Se o mesmo critério leonino de punir “vazamentos” como elementos de contaminação de processo, não sobra uma gota na “Lava-Jato”.
Os pesos e as medidas
Rubens Valente, no Facebook
No livro “Operação Banqueiro”, lançado no ano passado, dediquei especial atenção a um vídeo gravado por uma equipe da Rede Globo e levado ao ar no “Jornal Nacional” logo após a deflagração da Operação Satiagraha, em julho de 2008.
O vídeo documentou uma reunião ocorrida no restaurante El Tranvía, em São Paulo, entre o delegado da Polícia Federal Victor Hugo e dois emissários do banco Opportunity, Hugo Chicaroni e Humberto Braz.

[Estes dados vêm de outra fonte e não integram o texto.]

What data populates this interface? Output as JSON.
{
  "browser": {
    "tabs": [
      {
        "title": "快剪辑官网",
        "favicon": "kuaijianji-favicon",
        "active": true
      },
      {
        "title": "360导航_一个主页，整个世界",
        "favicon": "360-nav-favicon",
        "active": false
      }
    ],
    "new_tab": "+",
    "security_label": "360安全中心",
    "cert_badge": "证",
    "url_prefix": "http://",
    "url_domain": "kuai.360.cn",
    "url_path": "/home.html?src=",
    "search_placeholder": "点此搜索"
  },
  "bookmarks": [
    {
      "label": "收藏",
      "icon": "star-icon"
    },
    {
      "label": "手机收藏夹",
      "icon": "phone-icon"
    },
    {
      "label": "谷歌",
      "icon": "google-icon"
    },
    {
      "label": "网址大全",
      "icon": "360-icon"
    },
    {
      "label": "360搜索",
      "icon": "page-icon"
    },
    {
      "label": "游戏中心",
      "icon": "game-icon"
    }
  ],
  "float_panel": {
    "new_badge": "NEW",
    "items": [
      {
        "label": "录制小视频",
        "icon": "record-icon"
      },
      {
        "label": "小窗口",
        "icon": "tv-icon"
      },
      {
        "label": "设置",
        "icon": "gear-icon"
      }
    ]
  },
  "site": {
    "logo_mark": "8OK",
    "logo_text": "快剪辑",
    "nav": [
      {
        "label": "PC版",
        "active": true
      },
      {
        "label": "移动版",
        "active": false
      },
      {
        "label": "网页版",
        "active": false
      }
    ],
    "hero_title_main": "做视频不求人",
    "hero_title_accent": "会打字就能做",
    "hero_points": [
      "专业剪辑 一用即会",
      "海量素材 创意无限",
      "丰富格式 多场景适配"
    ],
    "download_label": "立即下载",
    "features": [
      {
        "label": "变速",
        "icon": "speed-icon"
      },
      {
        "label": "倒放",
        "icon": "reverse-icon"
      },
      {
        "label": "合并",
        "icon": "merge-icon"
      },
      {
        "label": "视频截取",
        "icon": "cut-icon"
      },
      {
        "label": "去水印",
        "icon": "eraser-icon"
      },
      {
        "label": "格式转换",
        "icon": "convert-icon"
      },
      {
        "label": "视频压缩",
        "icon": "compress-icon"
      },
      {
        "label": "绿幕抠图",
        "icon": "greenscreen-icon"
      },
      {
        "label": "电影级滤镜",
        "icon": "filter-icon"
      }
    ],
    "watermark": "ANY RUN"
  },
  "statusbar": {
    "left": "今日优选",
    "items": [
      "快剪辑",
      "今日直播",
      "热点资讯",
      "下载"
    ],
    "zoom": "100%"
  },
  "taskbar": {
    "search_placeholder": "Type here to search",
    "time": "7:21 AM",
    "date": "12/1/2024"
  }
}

Como havia sido realizada por uma equipe de TV e não pela Polícia Federal, a gravação gerou diversos questionamentos do banco Opportunity e de uma parte da mídia, segundo os quais a gravação teria configurado “fraude processual”.
Antes de entregar o vídeo ao juiz do caso, Fausto De Sanctis, o delegado editou as cenas de modo a cortar as imagens em que os jornalistas apareciam.
Ao agir assim, segundo a versão amplamente espalhada na ocasião, ele teria “contaminado” ou falsificado as provas e induzido o juiz a erro.
Caso a fraude fosse comprovada, poderia ruir a condenação em primeira instância de Daniel Dantas e outros pelo pagamento de suborno para funcionários públicos federais.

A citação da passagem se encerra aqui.